Çok doğru. Aynı fikirdeyim. Bu alana girdiğimden beri özellikle bu konunun çocuk edebiyatında yer alması için çaba gösterdiğimi ve bu yüzden yoğun eleştiri aldığımı yakın çevrem bilir. Çocuk gerçekliği, çocuk eşitliği, cinsiyet eşitliği kavramlarının çocuk edebiyatında artık saygın bir konuma taşınması gerekir. Yazarlar ve yayıncılar öncelikle eğitim sisteminin onlardan beklediğini yerine getirmeye çalışıyorlar. Ayrıca ebeveynlerin (özellikle anneler) narsist yaklaşımları, edebiyatın ve edebiyatçının kuşatılması anlamına geliyor. Cinsiyet eşitliği, erkek çocuk anneleri tarafından görmezden gelinebiliyor. Edebiyat, cinsiyetleri ele alırken erkek çocukları makinelerle oynayan akıl daneleri olarak, kızları ise sadece annelik ve eşlik rolünü içselleştirdikleri illüstrasyon ve metinlerle kuşatılabiliyor. Kitaplarda kadın, çoğu zaman mutfakta resmediliyor. Engelli çocukların edebiyatta yerini bir yana bırakın okullarda bu çocuklara yer bulma sorunu fazlasıyla görünür bir hal aldı.
Bu ayrımcılığı barındırmayan masallar veya çocuk kitapları aklınıza geliyor mu?

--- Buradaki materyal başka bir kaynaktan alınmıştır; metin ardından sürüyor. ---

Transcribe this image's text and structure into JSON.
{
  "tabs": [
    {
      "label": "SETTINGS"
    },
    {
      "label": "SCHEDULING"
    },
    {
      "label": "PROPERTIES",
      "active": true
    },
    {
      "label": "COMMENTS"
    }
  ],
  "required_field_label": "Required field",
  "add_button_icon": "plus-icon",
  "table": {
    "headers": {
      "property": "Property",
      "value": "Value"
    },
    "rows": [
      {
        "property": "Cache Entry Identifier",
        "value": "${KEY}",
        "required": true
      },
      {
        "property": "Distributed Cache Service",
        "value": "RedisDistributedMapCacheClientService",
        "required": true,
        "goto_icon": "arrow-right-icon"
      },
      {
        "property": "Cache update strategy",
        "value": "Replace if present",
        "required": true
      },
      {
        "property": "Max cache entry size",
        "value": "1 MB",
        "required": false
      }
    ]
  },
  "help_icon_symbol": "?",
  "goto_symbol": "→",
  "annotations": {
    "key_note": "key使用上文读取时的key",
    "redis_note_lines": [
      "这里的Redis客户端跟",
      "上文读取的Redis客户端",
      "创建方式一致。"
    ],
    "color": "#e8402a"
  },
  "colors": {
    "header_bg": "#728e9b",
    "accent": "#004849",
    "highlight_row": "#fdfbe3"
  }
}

Elbette var. Ancak öncelikle şunu özellikle vurgulamak isterim. Klasik, yani derleme masallar, feodal özelliklerini saklı tuttukları için çocuklara göre değildir. Bunların çocuklara okunmaması ve anlatılmaması gerekir. Bunlar ancak çocuğa göreleştirildikten sonra verilebilir. Ayrıca masalların sürekli sözlü olarak anlatılmasına (masal anlatıcılığına), metinlerin incelenmeksizin seçilmesi ve sonrasında metnin sorgulanamaması nedeniyle ve anlatının çocuğu nasıl etkilediğini denetleyemeyeceğimiz için karşı olduğumu belirtmek isterim. Onun dışında yazılı metin olarak masal, masalımsı, yarı fantastik metinlerin çocuğa verilmesi elbette uygundur ve ayrıca bu konuda oldukça sevindirici bir gelişme var. Yayınevlerinin yayın yelpazelerinde “anti masallar” (bu metinler kadın erkek eşitliğini öne çıkarıyor) yer almakta. Peşinden gitmekte yarar var. Eşit bir dünya masalları, eşitlikçi olan bir edebiyatla kurulur.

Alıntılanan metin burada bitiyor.